When people think of vitamin K, they often relate it to blood clotting—and this is an accurate association because this vitamin is required in the synthesis of several blood proteins involved in clotting, says Nijya Saffo, RD, registered dietitian and owner of NK Fitness and Nutrition, LLC. Besides this, another key role of vitamin K is the activation of proteins needed for bone metabolism (the replenishment of bone tissue).
Vitamin K is the collective name of a family of compounds. "There are different categories within vitamin K," says Rayanne Nguyen, RD, registered dietitian specializing in sports nutrition. "You have vitamin K1, which is found in dark leafy greens and soybean oil, and also vitamin K2 and some others, which can be found in smaller amounts in animal products." Fermented foods also contain vitamin K2.
As a fat soluble vitamin, vitamin K from food appears to be absorbed best when there's fat or oil in the same environment. So when you're having your green vegetables, toss it in some oil to increase its absorption.
Your body treats vitamin K like a fat and stores it in your liver and fat tissues. "We can rely on our body stores a little bit more than [we can for] some of our water soluble vitamins," says Nguyen. But at the same time, your body isn't able to make enough vitamin K consistently, and relies on you getting it from your diet.

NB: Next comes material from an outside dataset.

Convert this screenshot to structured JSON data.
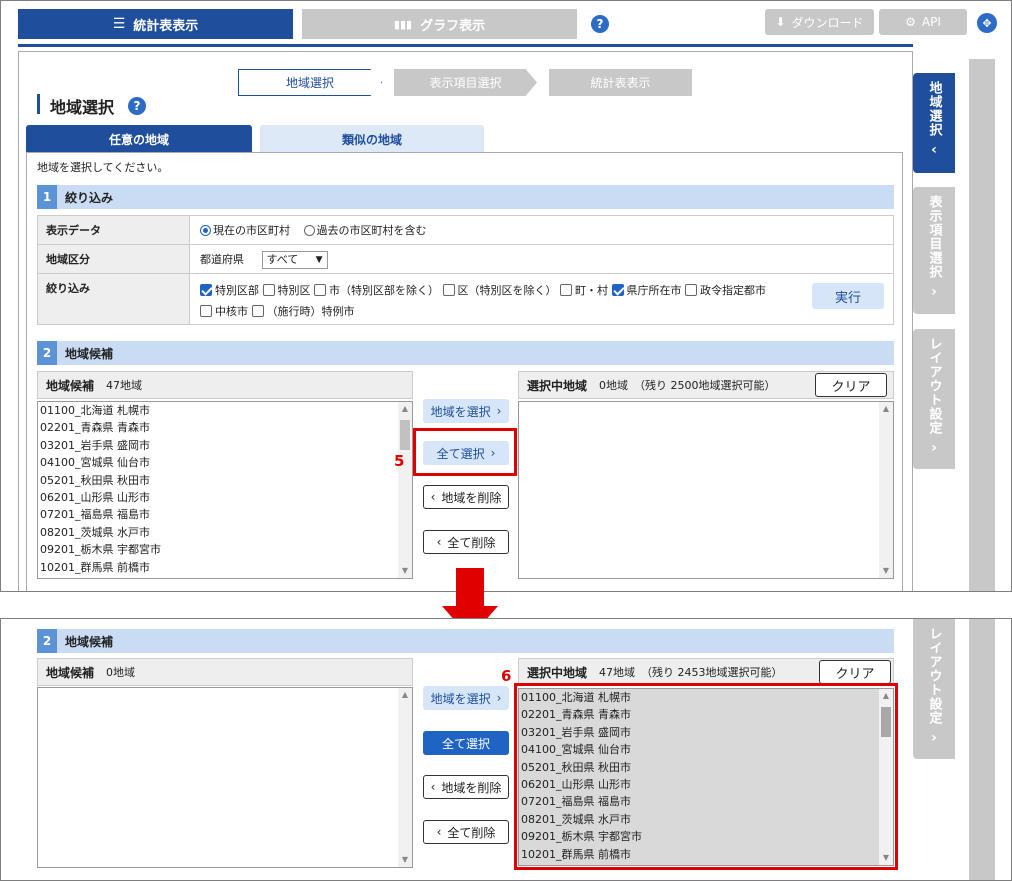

The Daily Value for vitamin K is 90 micrograms. "If someone has a disease that impacts the gastrointestinal tract, like celiac disease or Crohn's disease, they may not absorb the vitamin K from their food as well," says Nguyen. In these cases, the physician and dietitian would monitor the person's vitamin K levels more regularly and may start them on a supplement.

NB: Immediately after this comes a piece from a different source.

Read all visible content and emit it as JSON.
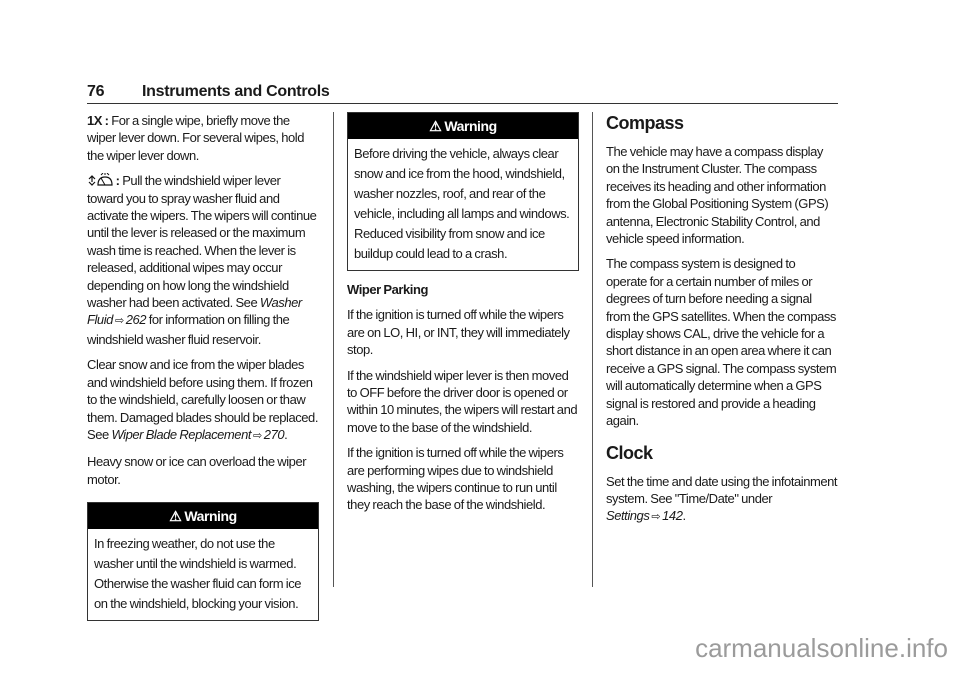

There are also people who need to be more mindful about their intake of vitamin K-rich foods. Since vitamin K supports blood clotting, if you are on a medication to prevent clotting, sudden increases in vitamin K intake may interfere with your medication, says Saffo. "There's no evidence that you have to stop eating vitamin K foods when you're on these kinds of medications, but you don't want to overdo it and suddenly start taking vitamin K supplements or eat large amounts of foods with vitamin K in it."
If you want to keep your vitamin K intake steady or check whether you're having enough, we have rounded up the best food sources of vitamin K below.
Foods High in Vitamin K
There are 113 micrograms in a cup of uncooked kale, providing 94 percent of the DV. Roast your kale with a drizzle of olive oil and a dash of salt to enjoy a crunchy, high-vitamin K snack.
This is a sign to whip out a Southern-style collard greens recipe now and again. A half cup serving of cooked collard greens provides over 400 percent of the DV of vitamin K (530 micrograms).
These bitter greens seem to have an edge when it comes to vitamin K. There are 286 micrograms in half a cup of cooked swiss chard (over 200 percent of the DV).
If you prefer something with a milder, less bitter flavor, a cup of uncooked spinach is another option, with 145 micrograms (120 percent of the DV).
Just half a cup of cooked broccoli already contains 110 micrograms, or 92 percent of the DV. Pair it with some cheese (fat!) to boost the vitamin K absorption.
Brussels sprouts hold 109 micrograms of vitamin K in half a cup, which meets 91 percent of the DV. Toss these in olive oil and salt, and roast until tender on the inside and crispy on the outside.
Having a large salad with two cups of romaine lettuce (hello, dinner caesar salad!) would give you 120 micrograms, or 130 percent of the DV, of vitamin K.
Garnishing your bowl of soup with one tablespoon of fresh parsley offers you 62 micrograms, 50 percent of your daily vitamin K needs.
If you're already having a daily dose of prunes for gut health, you'd be pleased to know it also offers vitamin K. A snack of six prunes contains 35 micrograms or 30 percent of the DV.
Per tablespoon, soybean oil, a vegetable oil extracted from the seeds of the soybean, contains 25 micrograms or 20 percent of the DV. It also provides you with alpha-linolenic acid, a type of omega-3 fat that's important in eye and nerve development.